Warum finanziert der Westen palästinensischen Terrorismus?

„Man stelle sich vor, Terroristen, die in Europa und den USA hunderte Menschen getötet haben, würden für ihre Verbrechen großzügig belohnt. Man stelle sich weiter vor, dieses Blutgeld würde indirekt von westlichen Steuerzahlern bereitgestellt. So ungeheuerlich es klingt, die finanziell von der Großzügigkeit der USA und der Europäer abhängige Palästinensische Autonomiebehörde (PA) tut genau dies. Jedes Jahr zahlt sie um die 120 Millionen Euro an Terroristen, die in israelische Gefängnissen inhaftiert sind oder waren, und 150 Millionen Euro an die Familien von Terroristen, die bei Anschlägen ums Leben gekommen sind, beispielsweise bei Selbstmordanschlägen. Damit kein Zweifel darüber aufkommt, was dieses Anreizsystem erreichen soll, richten sich die Gehälter nach der Länge der Haftstrafe.

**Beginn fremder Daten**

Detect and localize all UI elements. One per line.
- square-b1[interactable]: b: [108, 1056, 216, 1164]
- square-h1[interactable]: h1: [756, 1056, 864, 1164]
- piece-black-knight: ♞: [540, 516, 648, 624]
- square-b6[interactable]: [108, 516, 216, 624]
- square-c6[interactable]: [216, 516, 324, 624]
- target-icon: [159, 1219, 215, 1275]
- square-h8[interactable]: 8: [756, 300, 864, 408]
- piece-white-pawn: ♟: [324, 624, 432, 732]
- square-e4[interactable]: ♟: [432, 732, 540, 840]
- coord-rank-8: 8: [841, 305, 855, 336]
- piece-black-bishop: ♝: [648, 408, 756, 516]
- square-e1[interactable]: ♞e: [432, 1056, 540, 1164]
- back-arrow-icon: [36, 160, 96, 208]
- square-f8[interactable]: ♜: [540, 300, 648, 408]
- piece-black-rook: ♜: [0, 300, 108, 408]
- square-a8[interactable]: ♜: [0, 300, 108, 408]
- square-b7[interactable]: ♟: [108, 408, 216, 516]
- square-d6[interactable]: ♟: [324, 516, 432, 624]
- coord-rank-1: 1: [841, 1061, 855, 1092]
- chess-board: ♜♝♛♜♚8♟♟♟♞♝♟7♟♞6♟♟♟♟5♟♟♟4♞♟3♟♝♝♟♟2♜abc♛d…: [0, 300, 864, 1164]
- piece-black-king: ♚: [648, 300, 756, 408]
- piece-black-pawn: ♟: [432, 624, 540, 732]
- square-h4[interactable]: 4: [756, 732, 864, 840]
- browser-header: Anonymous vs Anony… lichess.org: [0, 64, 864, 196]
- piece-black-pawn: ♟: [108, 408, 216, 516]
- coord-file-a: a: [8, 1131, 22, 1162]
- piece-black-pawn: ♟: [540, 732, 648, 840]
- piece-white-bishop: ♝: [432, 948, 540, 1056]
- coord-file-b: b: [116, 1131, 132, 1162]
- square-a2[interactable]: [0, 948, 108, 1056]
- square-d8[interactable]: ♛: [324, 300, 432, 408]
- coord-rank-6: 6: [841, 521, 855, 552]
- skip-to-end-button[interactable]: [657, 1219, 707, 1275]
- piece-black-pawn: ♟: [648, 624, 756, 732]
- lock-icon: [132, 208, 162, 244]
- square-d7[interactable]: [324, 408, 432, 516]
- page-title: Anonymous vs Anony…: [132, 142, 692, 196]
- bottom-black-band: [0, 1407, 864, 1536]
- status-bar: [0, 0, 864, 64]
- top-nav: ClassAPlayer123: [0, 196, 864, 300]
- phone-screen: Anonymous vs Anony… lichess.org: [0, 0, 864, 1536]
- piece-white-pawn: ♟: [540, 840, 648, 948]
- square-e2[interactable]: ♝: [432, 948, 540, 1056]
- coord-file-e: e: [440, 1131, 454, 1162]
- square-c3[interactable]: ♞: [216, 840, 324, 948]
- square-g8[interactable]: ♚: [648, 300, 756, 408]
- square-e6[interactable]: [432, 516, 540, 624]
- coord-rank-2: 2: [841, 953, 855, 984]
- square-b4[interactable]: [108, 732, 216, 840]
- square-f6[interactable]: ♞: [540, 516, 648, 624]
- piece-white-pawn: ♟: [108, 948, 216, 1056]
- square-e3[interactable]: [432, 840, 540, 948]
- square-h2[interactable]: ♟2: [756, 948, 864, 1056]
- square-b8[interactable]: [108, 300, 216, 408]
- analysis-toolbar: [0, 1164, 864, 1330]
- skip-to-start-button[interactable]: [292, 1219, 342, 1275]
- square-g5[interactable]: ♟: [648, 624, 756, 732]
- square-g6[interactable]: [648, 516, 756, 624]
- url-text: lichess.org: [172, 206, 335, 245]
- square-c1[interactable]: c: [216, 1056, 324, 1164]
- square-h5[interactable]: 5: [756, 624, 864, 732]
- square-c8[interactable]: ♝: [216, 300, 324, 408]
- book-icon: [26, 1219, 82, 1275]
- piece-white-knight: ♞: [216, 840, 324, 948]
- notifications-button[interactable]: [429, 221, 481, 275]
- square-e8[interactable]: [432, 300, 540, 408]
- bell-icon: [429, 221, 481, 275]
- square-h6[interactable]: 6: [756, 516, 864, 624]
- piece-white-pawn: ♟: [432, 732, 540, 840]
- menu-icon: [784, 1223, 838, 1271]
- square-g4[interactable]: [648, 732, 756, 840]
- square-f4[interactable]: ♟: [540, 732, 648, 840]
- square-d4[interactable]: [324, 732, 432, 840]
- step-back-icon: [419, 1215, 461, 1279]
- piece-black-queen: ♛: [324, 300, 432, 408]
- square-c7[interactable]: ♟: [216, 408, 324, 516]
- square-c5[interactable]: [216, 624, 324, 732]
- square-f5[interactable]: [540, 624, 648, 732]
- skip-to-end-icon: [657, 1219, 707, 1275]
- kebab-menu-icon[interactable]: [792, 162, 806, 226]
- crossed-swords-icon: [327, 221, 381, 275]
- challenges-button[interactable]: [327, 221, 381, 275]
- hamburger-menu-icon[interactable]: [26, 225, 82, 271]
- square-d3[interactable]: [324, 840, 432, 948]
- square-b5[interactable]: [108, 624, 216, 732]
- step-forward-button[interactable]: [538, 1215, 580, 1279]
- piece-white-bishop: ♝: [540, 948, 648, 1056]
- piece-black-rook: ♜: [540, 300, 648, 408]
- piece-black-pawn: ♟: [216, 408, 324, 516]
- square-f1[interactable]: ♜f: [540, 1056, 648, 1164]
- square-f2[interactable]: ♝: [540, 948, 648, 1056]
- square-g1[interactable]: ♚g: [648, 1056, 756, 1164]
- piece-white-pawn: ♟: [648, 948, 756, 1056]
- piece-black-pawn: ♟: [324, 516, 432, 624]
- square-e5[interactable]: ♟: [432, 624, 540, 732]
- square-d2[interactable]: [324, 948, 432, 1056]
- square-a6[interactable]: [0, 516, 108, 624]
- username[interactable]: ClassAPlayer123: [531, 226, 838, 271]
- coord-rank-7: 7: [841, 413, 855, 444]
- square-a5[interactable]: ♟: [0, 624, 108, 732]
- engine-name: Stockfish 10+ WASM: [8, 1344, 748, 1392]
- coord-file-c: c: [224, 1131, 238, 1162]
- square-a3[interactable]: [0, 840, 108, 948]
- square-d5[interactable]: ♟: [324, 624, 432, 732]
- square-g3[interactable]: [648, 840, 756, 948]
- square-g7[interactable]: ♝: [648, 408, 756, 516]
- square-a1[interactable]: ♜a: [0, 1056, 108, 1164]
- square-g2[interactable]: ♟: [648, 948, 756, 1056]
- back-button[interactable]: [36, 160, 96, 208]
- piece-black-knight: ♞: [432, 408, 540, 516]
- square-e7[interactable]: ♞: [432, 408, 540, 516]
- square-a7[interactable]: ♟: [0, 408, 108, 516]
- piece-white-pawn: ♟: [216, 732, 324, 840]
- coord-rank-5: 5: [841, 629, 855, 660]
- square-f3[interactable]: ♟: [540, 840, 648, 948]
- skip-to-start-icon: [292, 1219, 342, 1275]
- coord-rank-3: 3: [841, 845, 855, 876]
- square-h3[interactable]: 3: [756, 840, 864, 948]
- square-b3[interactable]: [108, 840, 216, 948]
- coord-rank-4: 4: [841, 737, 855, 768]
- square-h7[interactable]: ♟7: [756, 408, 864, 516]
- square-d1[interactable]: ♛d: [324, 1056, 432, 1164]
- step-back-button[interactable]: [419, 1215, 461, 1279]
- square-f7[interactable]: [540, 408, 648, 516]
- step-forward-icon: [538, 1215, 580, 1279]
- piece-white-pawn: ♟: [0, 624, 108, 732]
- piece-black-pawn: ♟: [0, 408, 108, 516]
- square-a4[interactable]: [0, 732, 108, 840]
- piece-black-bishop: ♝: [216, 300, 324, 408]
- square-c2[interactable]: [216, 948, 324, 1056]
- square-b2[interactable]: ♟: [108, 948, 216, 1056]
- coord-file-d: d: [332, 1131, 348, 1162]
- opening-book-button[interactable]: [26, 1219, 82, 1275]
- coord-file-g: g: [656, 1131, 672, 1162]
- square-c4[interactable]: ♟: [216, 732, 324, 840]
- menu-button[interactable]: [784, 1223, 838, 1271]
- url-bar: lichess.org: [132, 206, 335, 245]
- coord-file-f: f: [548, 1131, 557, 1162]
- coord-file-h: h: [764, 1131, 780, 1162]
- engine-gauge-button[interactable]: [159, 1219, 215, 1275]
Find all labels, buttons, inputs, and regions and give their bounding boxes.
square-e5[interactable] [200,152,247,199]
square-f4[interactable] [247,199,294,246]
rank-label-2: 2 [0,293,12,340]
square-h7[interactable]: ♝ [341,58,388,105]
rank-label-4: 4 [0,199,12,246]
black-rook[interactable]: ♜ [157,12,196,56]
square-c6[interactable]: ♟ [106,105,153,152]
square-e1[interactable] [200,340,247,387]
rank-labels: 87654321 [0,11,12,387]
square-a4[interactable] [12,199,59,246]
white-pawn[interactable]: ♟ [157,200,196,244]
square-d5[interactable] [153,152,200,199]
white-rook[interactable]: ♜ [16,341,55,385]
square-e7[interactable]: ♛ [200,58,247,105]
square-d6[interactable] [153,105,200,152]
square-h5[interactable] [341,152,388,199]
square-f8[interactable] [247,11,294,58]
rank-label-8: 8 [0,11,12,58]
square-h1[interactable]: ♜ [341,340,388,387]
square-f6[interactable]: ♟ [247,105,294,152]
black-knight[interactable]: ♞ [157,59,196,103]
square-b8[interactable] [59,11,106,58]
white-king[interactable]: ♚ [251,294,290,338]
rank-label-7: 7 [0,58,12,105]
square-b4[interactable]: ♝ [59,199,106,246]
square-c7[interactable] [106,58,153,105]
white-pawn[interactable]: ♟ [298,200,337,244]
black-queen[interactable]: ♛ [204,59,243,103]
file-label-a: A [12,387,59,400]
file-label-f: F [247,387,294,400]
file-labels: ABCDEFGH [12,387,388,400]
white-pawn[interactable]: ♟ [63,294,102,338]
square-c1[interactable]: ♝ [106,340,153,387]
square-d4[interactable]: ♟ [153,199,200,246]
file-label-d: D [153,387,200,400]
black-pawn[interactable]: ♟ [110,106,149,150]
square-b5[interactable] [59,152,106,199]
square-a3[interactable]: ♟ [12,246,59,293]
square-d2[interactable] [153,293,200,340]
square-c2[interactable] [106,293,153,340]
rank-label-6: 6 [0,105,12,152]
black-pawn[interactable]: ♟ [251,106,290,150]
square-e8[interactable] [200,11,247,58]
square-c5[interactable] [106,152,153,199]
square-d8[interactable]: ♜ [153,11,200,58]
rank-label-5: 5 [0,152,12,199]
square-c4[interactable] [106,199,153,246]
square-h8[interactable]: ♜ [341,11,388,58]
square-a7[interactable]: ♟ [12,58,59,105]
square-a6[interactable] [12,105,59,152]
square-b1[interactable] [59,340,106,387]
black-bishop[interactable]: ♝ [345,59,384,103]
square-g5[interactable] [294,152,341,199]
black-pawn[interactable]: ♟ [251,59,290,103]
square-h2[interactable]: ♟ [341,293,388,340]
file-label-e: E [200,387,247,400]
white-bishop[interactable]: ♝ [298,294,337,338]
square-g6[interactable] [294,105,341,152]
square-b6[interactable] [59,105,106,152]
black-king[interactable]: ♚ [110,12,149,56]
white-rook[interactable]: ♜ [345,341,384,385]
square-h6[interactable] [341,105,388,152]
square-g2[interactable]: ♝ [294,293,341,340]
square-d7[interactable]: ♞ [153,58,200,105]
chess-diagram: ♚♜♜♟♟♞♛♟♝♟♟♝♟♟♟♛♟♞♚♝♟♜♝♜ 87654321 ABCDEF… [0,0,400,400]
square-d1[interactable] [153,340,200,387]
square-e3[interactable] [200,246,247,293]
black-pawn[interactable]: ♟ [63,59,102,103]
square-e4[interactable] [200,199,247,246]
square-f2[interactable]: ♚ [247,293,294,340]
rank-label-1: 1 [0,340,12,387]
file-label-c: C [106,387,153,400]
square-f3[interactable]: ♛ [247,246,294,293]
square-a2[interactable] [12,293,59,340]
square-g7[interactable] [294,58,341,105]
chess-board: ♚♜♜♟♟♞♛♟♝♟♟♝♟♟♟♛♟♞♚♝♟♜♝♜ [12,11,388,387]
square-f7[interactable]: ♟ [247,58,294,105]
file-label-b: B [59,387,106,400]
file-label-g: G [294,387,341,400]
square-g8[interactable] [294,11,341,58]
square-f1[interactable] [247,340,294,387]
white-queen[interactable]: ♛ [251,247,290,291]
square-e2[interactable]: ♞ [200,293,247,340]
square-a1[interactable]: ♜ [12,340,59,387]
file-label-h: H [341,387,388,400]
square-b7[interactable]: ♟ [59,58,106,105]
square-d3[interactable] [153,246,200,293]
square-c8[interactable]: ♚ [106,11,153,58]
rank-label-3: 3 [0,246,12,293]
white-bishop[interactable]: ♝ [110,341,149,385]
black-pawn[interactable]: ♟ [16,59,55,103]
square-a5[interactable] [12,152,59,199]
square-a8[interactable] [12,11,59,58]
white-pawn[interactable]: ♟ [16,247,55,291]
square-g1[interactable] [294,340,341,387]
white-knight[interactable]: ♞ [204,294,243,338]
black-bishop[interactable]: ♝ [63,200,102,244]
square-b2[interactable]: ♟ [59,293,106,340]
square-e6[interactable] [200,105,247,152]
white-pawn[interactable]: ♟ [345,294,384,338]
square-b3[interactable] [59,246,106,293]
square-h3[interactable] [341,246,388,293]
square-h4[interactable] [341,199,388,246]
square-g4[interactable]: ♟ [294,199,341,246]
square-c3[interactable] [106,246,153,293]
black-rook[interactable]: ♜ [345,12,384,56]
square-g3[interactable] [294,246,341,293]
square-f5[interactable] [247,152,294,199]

Anders ausgedrückt, je grausamer das Verbrechen, desto mehr Geld erhält der Terrorist.

Insgesamt widmet die permanent in Geldnot befindliche PA beachtliche 7 Prozent ihres Haushalts darauf sicherzustellen, dass die Tötung von Israelis ein lukratives und begehrtes Geschäft bleibt. Im arabisch-israelischen Konflikt stellt dieses Gehaltssystem für Terroristen keine Nebensache dar. Es spiegelt die entscheidende Ursache dieses Konflikts wider: Die palästinensische Leugnung des Existenzrechts eines jüdischen Staats. Nur wenn man glaubt, die Gegner hätten kein Existenzrecht, belohnt man deren Mörder und hetzt unaufhörlich gegen sie. Das betrifft allerdings nicht nur die Hamas, die genozidale Terrorgruppe, die den Gazastreifen regiert, sondern auch den angeblichen Friedenspartner Israels, die PA in Ramallah. (…)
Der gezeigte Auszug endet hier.